The United Nations made the initial decision to partition Palestine, take it up with them.
izzythepush
 
  2  
Reply Sun 4 Sep, 2011 07:55 am
@Sturgis,
Lets instead talk about what is happening now, not what happened 50 odd years ago. Perhaps talks brokered by the UN would be a good idea. However, I can't see it happening with an idealogue like Netanyahu in charge.
izzythepush
 
  3  
Reply Sun 4 Sep, 2011 08:00 am
@Sturgis,
Sturgis wrote:

Then again, how would you understand it since you've switched from Israel to South Africa and undoubtedly no little or nothing about either.

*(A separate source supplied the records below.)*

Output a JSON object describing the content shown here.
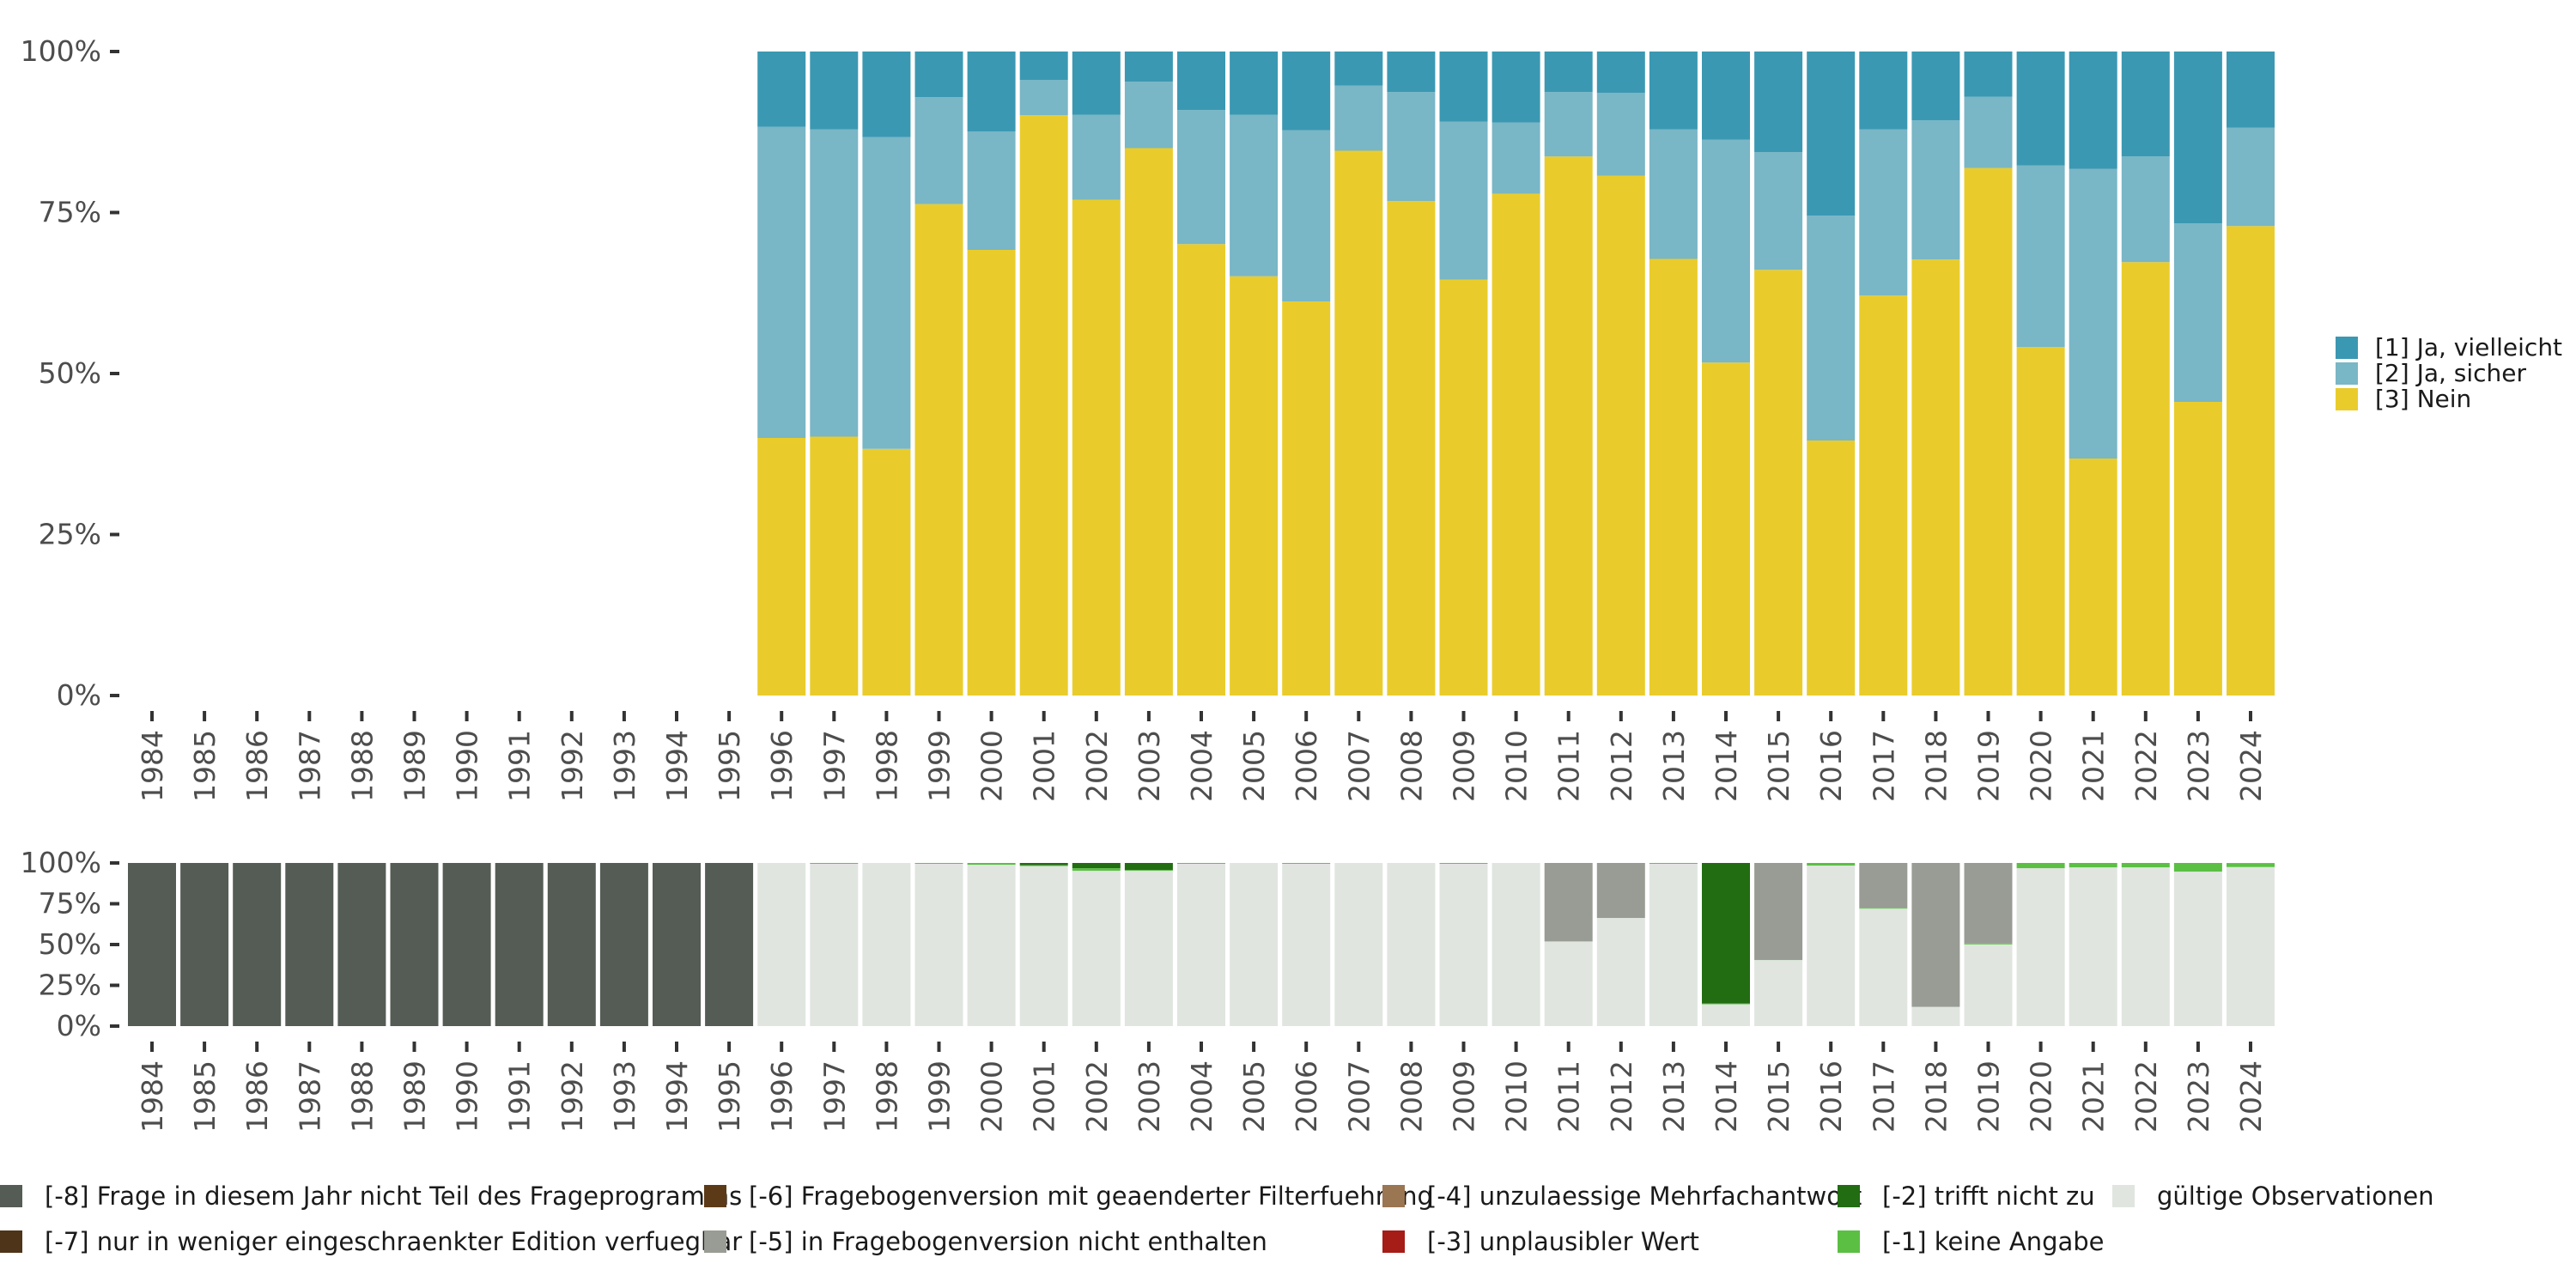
{
  "chart_data": [
    {
      "id": "main",
      "type": "bar",
      "stacked": true,
      "title": "",
      "xlabel": "",
      "ylabel": "",
      "ylim": [
        0,
        100
      ],
      "y_ticks": [
        "0%",
        "25%",
        "50%",
        "75%",
        "100%"
      ],
      "y_tick_values": [
        0,
        25,
        50,
        75,
        100
      ],
      "legend_position": "right",
      "categories": [
        "1984",
        "1985",
        "1986",
        "1987",
        "1988",
        "1989",
        "1990",
        "1991",
        "1992",
        "1993",
        "1994",
        "1995",
        "1996",
        "1997",
        "1998",
        "1999",
        "2000",
        "2001",
        "2002",
        "2003",
        "2004",
        "2005",
        "2006",
        "2007",
        "2008",
        "2009",
        "2010",
        "2011",
        "2012",
        "2013",
        "2014",
        "2015",
        "2016",
        "2017",
        "2018",
        "2019",
        "2020",
        "2021",
        "2022",
        "2023",
        "2024"
      ],
      "series": [
        {
          "name": "[3] Nein",
          "color": "#e9cc2b",
          "values": [
            null,
            null,
            null,
            null,
            null,
            null,
            null,
            null,
            null,
            null,
            null,
            null,
            40.0,
            40.2,
            38.3,
            76.3,
            69.2,
            90.1,
            77.0,
            85.0,
            70.1,
            65.1,
            61.2,
            84.6,
            76.8,
            64.6,
            77.9,
            83.7,
            80.7,
            67.8,
            51.7,
            66.1,
            39.6,
            62.1,
            67.7,
            81.9,
            54.1,
            36.8,
            67.3,
            45.6,
            72.9
          ]
        },
        {
          "name": "[2] Ja, sicher",
          "color": "#79b6c6",
          "values": [
            null,
            null,
            null,
            null,
            null,
            null,
            null,
            null,
            null,
            null,
            null,
            null,
            48.3,
            47.7,
            48.4,
            16.6,
            18.4,
            5.5,
            13.2,
            10.3,
            20.8,
            25.1,
            26.6,
            10.1,
            16.9,
            24.5,
            11.1,
            10.0,
            12.9,
            20.1,
            34.6,
            18.3,
            34.9,
            25.8,
            21.6,
            11.1,
            28.2,
            45.0,
            16.4,
            27.7,
            15.3
          ]
        },
        {
          "name": "[1] Ja, vielleicht",
          "color": "#3b98b2",
          "values": [
            null,
            null,
            null,
            null,
            null,
            null,
            null,
            null,
            null,
            null,
            null,
            null,
            11.7,
            12.1,
            13.3,
            7.1,
            12.4,
            4.4,
            9.8,
            4.7,
            9.1,
            9.8,
            12.2,
            5.3,
            6.3,
            10.9,
            11.0,
            6.3,
            6.4,
            12.1,
            13.7,
            15.6,
            25.5,
            12.1,
            10.7,
            7.0,
            17.7,
            18.2,
            16.3,
            26.7,
            11.8
          ]
        }
      ],
      "legend": [
        {
          "label": "[1] Ja, vielleicht",
          "color": "#3b98b2"
        },
        {
          "label": "[2] Ja, sicher",
          "color": "#79b6c6"
        },
        {
          "label": "[3] Nein",
          "color": "#e9cc2b"
        }
      ]
    },
    {
      "id": "missing",
      "type": "bar",
      "stacked": true,
      "title": "",
      "xlabel": "",
      "ylabel": "",
      "ylim": [
        0,
        100
      ],
      "y_ticks": [
        "0%",
        "25%",
        "50%",
        "75%",
        "100%"
      ],
      "y_tick_values": [
        0,
        25,
        50,
        75,
        100
      ],
      "legend_position": "bottom",
      "categories": [
        "1984",
        "1985",
        "1986",
        "1987",
        "1988",
        "1989",
        "1990",
        "1991",
        "1992",
        "1993",
        "1994",
        "1995",
        "1996",
        "1997",
        "1998",
        "1999",
        "2000",
        "2001",
        "2002",
        "2003",
        "2004",
        "2005",
        "2006",
        "2007",
        "2008",
        "2009",
        "2010",
        "2011",
        "2012",
        "2013",
        "2014",
        "2015",
        "2016",
        "2017",
        "2018",
        "2019",
        "2020",
        "2021",
        "2022",
        "2023",
        "2024"
      ],
      "series": [
        {
          "name": "gültige Observationen",
          "color": "#e0e5e0",
          "values": [
            0,
            0,
            0,
            0,
            0,
            0,
            0,
            0,
            0,
            0,
            0,
            0,
            100,
            99.5,
            100,
            99.5,
            98.9,
            98.1,
            95.2,
            95.2,
            99.5,
            100,
            99.5,
            100,
            100,
            99.5,
            100,
            51.9,
            66.3,
            99.5,
            13.4,
            40.5,
            98.4,
            72.0,
            11.8,
            50.1,
            96.8,
            97.3,
            97.3,
            94.7,
            97.5
          ]
        },
        {
          "name": "[-1] keine Angabe",
          "color": "#5bbf44",
          "values": [
            0,
            0,
            0,
            0,
            0,
            0,
            0,
            0,
            0,
            0,
            0,
            0,
            0,
            0.5,
            0,
            0.5,
            1.1,
            0.5,
            1.6,
            0.5,
            0.5,
            0,
            0.5,
            0,
            0,
            0.5,
            0,
            0,
            0,
            0.5,
            0.5,
            0.5,
            1.6,
            0.5,
            0,
            0.5,
            3.2,
            2.7,
            2.7,
            5.3,
            2.0
          ]
        },
        {
          "name": "[-2] trifft nicht zu",
          "color": "#226c12",
          "values": [
            0,
            0,
            0,
            0,
            0,
            0,
            0,
            0,
            0,
            0,
            0,
            0,
            0,
            0,
            0,
            0,
            0,
            1.4,
            3.2,
            4.3,
            0,
            0,
            0,
            0,
            0,
            0,
            0,
            0,
            0,
            0,
            86.1,
            0,
            0,
            0,
            0,
            0,
            0,
            0,
            0,
            0,
            0
          ]
        },
        {
          "name": "[-3] unplausibler Wert",
          "color": "#a61c17",
          "values": [
            0,
            0,
            0,
            0,
            0,
            0,
            0,
            0,
            0,
            0,
            0,
            0,
            0,
            0,
            0,
            0,
            0,
            0,
            0,
            0,
            0,
            0,
            0,
            0,
            0,
            0,
            0,
            0,
            0,
            0,
            0,
            0,
            0,
            0,
            0,
            0,
            0,
            0,
            0,
            0,
            0
          ]
        },
        {
          "name": "[-4] unzulaessige Mehrfachantwort",
          "color": "#9a7653",
          "values": [
            0,
            0,
            0,
            0,
            0,
            0,
            0,
            0,
            0,
            0,
            0,
            0,
            0,
            0,
            0,
            0,
            0,
            0,
            0,
            0,
            0,
            0,
            0,
            0,
            0,
            0,
            0,
            0,
            0,
            0,
            0,
            0,
            0,
            0,
            0,
            0,
            0,
            0,
            0,
            0,
            0
          ]
        },
        {
          "name": "[-5] in Fragebogenversion nicht enthalten",
          "color": "#989c94",
          "values": [
            0,
            0,
            0,
            0,
            0,
            0,
            0,
            0,
            0,
            0,
            0,
            0,
            0,
            0,
            0,
            0,
            0,
            0,
            0,
            0,
            0,
            0,
            0,
            0,
            0,
            0,
            0,
            48.1,
            33.7,
            0,
            0,
            59.0,
            0,
            27.5,
            88.2,
            49.4,
            0,
            0,
            0,
            0,
            0.5
          ]
        },
        {
          "name": "[-6] Fragebogenversion mit geaenderter Filterfuehrung",
          "color": "#5c3a17",
          "values": [
            0,
            0,
            0,
            0,
            0,
            0,
            0,
            0,
            0,
            0,
            0,
            0,
            0,
            0,
            0,
            0,
            0,
            0,
            0,
            0,
            0,
            0,
            0,
            0,
            0,
            0,
            0,
            0,
            0,
            0,
            0,
            0,
            0,
            0,
            0,
            0,
            0,
            0,
            0,
            0,
            0
          ]
        },
        {
          "name": "[-7] nur in weniger eingeschraenkter Edition verfuegbar",
          "color": "#4e3418",
          "values": [
            0,
            0,
            0,
            0,
            0,
            0,
            0,
            0,
            0,
            0,
            0,
            0,
            0,
            0,
            0,
            0,
            0,
            0,
            0,
            0,
            0,
            0,
            0,
            0,
            0,
            0,
            0,
            0,
            0,
            0,
            0,
            0,
            0,
            0,
            0,
            0,
            0,
            0,
            0,
            0,
            0
          ]
        },
        {
          "name": "[-8] Frage in diesem Jahr nicht Teil des Frageprogramms",
          "color": "#555c55",
          "values": [
            100,
            100,
            100,
            100,
            100,
            100,
            100,
            100,
            100,
            100,
            100,
            100,
            0,
            0,
            0,
            0,
            0,
            0,
            0,
            0,
            0,
            0,
            0,
            0,
            0,
            0,
            0,
            0,
            0,
            0,
            0,
            0,
            0,
            0,
            0,
            0,
            0,
            0,
            0,
            0,
            0
          ]
        }
      ],
      "legend": [
        {
          "label": "[-8] Frage in diesem Jahr nicht Teil des Frageprogramms",
          "color": "#555c55"
        },
        {
          "label": "[-7] nur in weniger eingeschraenkter Edition verfuegbar",
          "color": "#4e3418"
        },
        {
          "label": "[-6] Fragebogenversion mit geaenderter Filterfuehrung",
          "color": "#5c3a17"
        },
        {
          "label": "[-5] in Fragebogenversion nicht enthalten",
          "color": "#989c94"
        },
        {
          "label": "[-4] unzulaessige Mehrfachantwort",
          "color": "#9a7653"
        },
        {
          "label": "[-3] unplausibler Wert",
          "color": "#a61c17"
        },
        {
          "label": "[-2] trifft nicht zu",
          "color": "#226c12"
        },
        {
          "label": "[-1] keine Angabe",
          "color": "#5bbf44"
        },
        {
          "label": "gültige Observationen",
          "color": "#e0e5e0"
        }
      ]
    }
  ]
}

Just because somebody disagrees with you doesn't mean that they know nothing. I was closely involved in the anti-apartheid potests against South Africa, and am a member of the Palestinian Solidarity Campaign. I am not the only one who has likened Israel to apartheid-era South africa.
Sturgis
 
  2  
Reply Sun 4 Sep, 2011 08:01 am
@izzythepush,
I will not try to explain this to you. Clearly you are unable to comprehend the fact that the situation of today, is in part from what happened 64 years ago, not '50 odd' as you believe. If you don't even know the timeline, why would I believe you'd have even the slightest inkling as to the history of Israel, Palestine or any other place or how these places came to be? But you go right on ahead spouting your brand of stupidity, I need the amusement.
izzythepush
 
  3  
Reply Sun 4 Sep, 2011 08:08 am
@Sturgis,
Sorry 50+ years. I didn't realise you had a problem with the English vernacular. You must have been a great success as a teacher, if you called all your pupils stupid when they did not agree with you.

If you want to talk about history you could start with the Balfour declaration of 1917. That was 94 years ago. Then again, you know best, you've already made your mind up, and your contribution to debate it to call other people stupid.